Stop button, always. A visible cancel control turns a slow response from frustrating into negotiable.
Stream into a code block. If the model is writing code, do not wait for the closing fence — render the partial block with syntax highlighting that re-tokenizes as text arrives.
Markdown on the fly. Use a streaming-safe markdown renderer that tolerates unclosed tags. Re-render the trailing paragraph on each token; do not re-render the entire history.
Reserve space. Pin the chat to the bottom only while the user has not scrolled up. If they scrolled to read, do not yank them back.
Token counters. A small, unobtrusive count gives power users feedback and helps you debug cost.

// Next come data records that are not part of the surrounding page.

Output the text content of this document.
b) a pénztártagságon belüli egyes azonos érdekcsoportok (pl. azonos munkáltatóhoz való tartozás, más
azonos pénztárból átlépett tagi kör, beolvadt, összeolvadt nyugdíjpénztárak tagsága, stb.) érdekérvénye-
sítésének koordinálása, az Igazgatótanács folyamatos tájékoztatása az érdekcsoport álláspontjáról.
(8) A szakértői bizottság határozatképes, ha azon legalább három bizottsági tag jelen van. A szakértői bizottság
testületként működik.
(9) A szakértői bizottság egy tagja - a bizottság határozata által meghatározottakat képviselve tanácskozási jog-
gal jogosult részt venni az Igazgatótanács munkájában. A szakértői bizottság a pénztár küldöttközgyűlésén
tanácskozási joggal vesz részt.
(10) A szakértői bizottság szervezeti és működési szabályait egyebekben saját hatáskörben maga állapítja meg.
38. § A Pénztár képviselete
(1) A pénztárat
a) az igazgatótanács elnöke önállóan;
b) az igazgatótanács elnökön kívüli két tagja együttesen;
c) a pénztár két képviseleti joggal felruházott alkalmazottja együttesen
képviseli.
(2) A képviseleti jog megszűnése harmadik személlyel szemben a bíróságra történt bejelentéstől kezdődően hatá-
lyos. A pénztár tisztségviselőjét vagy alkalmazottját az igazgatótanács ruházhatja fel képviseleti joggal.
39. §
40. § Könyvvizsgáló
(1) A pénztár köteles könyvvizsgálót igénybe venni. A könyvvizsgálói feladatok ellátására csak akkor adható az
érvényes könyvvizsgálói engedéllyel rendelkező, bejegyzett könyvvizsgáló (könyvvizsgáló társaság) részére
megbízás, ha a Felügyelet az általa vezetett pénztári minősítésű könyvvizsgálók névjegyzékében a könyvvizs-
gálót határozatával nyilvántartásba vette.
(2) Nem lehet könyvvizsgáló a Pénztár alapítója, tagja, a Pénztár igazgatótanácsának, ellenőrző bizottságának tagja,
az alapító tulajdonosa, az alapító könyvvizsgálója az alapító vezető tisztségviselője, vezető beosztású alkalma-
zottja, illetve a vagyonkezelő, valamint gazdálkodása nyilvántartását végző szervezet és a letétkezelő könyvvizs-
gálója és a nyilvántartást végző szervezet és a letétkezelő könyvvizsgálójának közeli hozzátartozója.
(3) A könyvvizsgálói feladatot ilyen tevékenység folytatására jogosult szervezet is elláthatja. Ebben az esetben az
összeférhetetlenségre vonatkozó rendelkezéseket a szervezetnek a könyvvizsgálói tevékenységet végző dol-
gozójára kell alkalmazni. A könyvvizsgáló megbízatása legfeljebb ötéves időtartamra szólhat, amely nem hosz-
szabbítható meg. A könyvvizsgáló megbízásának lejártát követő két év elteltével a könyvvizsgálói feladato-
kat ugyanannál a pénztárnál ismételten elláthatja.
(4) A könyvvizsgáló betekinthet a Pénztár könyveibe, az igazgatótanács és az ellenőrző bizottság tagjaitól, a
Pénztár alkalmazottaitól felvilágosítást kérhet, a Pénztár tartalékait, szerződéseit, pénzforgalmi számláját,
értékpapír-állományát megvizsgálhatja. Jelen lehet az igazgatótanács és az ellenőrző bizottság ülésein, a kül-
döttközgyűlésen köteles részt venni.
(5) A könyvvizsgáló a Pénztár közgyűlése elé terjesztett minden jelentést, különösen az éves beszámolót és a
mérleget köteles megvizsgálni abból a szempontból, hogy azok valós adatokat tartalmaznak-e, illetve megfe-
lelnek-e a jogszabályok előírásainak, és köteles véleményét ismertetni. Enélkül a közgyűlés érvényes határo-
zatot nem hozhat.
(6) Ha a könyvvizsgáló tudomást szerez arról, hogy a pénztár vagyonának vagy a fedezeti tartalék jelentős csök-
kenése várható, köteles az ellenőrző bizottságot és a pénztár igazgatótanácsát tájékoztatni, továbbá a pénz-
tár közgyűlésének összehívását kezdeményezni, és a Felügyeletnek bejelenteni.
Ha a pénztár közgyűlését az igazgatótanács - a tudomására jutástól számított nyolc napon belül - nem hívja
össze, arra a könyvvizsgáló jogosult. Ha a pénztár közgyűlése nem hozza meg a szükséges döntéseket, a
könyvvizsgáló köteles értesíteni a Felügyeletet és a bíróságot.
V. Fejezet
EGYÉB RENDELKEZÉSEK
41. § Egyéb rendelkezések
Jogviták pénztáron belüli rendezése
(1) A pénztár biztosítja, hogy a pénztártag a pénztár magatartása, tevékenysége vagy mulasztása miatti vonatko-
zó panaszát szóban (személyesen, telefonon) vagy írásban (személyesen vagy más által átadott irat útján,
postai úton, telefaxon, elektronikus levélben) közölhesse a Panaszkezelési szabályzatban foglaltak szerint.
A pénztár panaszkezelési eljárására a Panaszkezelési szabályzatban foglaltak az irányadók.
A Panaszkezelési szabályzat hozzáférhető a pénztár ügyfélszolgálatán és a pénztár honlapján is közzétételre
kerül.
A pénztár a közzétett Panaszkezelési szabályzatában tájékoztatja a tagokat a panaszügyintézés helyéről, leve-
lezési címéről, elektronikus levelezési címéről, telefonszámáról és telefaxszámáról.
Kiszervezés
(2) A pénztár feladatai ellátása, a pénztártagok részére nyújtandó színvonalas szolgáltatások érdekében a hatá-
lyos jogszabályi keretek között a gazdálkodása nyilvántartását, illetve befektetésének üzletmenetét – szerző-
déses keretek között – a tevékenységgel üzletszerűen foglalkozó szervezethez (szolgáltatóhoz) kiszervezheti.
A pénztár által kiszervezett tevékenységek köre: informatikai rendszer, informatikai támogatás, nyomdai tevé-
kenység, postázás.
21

If you are scoring model quality with evaluation basics, remember that streaming does not change correctness, only perceived latency. Your evals should still compare full responses.

Common failure modes

Truncation without error. A proxy timed out the idle connection. Add heartbeats and check your reverse proxy’s proxy_read_timeout.
All tokens arrive at once. Compression or buffering somewhere. Disable gzip for text/event-stream and set X-Accel-Buffering: no.
Garbled characters. Forgot { stream: true } on TextDecoder, or your server flushed in the middle of a UTF-8 byte sequence. Yield only at SSE event boundaries.
The user cancels but you keep paying. Wire the AbortController all the way from the browser through your backend to the provider SDK; do not just close the socket on your side.

Wrap up

Streaming is the single highest-leverage change you can make to an LLM product. The wire protocol is plain HTTP plus a simple text format. The hard parts are buffering correctly, plumbing cancellation, and getting the UX details right: cursors, stop buttons, partial markdown. Get those right and a five-second answer feels instant.